There are a lot of valid， rich and colorful legends about the origin of the Lunar New Year. They can be traced to thousands of years ago， among which the most famous one is the legend of Monster Nian. Monster Nian was a cruel wild animal. Ancient people believed that Monster Nian would e out to eat people on New Year’s Eve. It was said that Monster Nian was afraid of red， fire and noise. In order to repel it， people would put the red notes on doors and keep the torch alight all night as well as set off firecrackers. Early next morning， people greeted each other. The air was filled with the victory and the rebirth joy.
The Chinese New Year is now popularly known as the Spring Festival because it starts from the Begining of Spring （the first of the twenty—four terms in coodination with the changes of Nature）. Its origin is too old to be traced. Several explanations are hanging around. All agree， however， that the word Nian， which in modern Chinese solely means year， was originally the name of a monster beast that started to prey on people the night before the beginning of a new year.

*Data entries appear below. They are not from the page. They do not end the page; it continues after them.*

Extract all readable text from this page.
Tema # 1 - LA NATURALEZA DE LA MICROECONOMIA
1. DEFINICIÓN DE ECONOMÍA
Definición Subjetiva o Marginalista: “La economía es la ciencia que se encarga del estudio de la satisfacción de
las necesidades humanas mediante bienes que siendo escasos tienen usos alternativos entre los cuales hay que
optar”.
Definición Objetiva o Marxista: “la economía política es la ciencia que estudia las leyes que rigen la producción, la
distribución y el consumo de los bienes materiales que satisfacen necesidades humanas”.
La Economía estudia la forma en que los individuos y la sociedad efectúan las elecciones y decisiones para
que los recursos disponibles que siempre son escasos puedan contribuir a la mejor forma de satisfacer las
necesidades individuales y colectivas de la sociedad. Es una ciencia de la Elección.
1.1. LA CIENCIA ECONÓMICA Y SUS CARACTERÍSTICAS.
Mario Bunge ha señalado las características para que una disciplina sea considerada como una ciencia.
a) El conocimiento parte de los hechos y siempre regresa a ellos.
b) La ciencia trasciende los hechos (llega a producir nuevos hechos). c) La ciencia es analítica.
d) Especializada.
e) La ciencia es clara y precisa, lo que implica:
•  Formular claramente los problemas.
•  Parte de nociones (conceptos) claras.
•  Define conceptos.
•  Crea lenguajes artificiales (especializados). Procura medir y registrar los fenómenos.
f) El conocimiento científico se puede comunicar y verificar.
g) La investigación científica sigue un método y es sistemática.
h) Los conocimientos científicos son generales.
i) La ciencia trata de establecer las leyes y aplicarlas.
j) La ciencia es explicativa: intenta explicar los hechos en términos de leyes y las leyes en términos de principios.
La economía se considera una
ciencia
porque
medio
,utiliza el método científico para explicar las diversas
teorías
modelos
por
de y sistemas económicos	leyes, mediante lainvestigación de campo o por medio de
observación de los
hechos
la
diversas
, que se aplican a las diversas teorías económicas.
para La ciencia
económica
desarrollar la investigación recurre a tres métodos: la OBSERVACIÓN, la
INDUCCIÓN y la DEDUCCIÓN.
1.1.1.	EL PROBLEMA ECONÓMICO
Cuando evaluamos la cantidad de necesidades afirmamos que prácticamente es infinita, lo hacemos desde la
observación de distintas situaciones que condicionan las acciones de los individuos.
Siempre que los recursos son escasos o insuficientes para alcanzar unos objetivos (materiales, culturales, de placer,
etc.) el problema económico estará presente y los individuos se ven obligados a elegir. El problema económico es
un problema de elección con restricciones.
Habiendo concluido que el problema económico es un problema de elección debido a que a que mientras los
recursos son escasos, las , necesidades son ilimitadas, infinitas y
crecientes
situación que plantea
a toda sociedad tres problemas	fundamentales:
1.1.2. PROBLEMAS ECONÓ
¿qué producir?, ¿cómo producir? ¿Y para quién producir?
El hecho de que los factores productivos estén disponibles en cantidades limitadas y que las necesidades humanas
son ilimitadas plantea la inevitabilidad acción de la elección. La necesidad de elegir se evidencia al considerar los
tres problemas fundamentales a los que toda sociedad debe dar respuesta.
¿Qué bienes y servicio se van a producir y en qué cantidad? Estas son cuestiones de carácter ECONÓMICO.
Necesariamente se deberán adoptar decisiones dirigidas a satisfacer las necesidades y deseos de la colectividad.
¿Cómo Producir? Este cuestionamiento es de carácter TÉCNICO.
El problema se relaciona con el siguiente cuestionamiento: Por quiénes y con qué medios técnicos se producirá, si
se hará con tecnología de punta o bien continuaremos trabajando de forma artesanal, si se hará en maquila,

One legend goes that the beast Nian had a very big mouth that would swallow a great many people with one bite. People were very scared. One day， an old man came to their rescue， offering to subdue Nian. To Nian he said， I hear say that you are very capable， but can you swallow the other beasts of prey on earth instead of people who are by no means of your worthy opponents？ So， it did swallow many of the beasts of prey on earth that also harrassed people and their domestic animals from time to time.
After that， the old man disappeared riding the beast Nian. He turned out to be an immortal god. Now that Nian is gone and other beasts of prey are also scared into forests， people begin to enjoy their peaceful life. Before the old man left， he had told people to put up red paper decorations on their windows and doors at each years end to scare away Nian in case it sneaked back again， because red is the color the beast feared the most.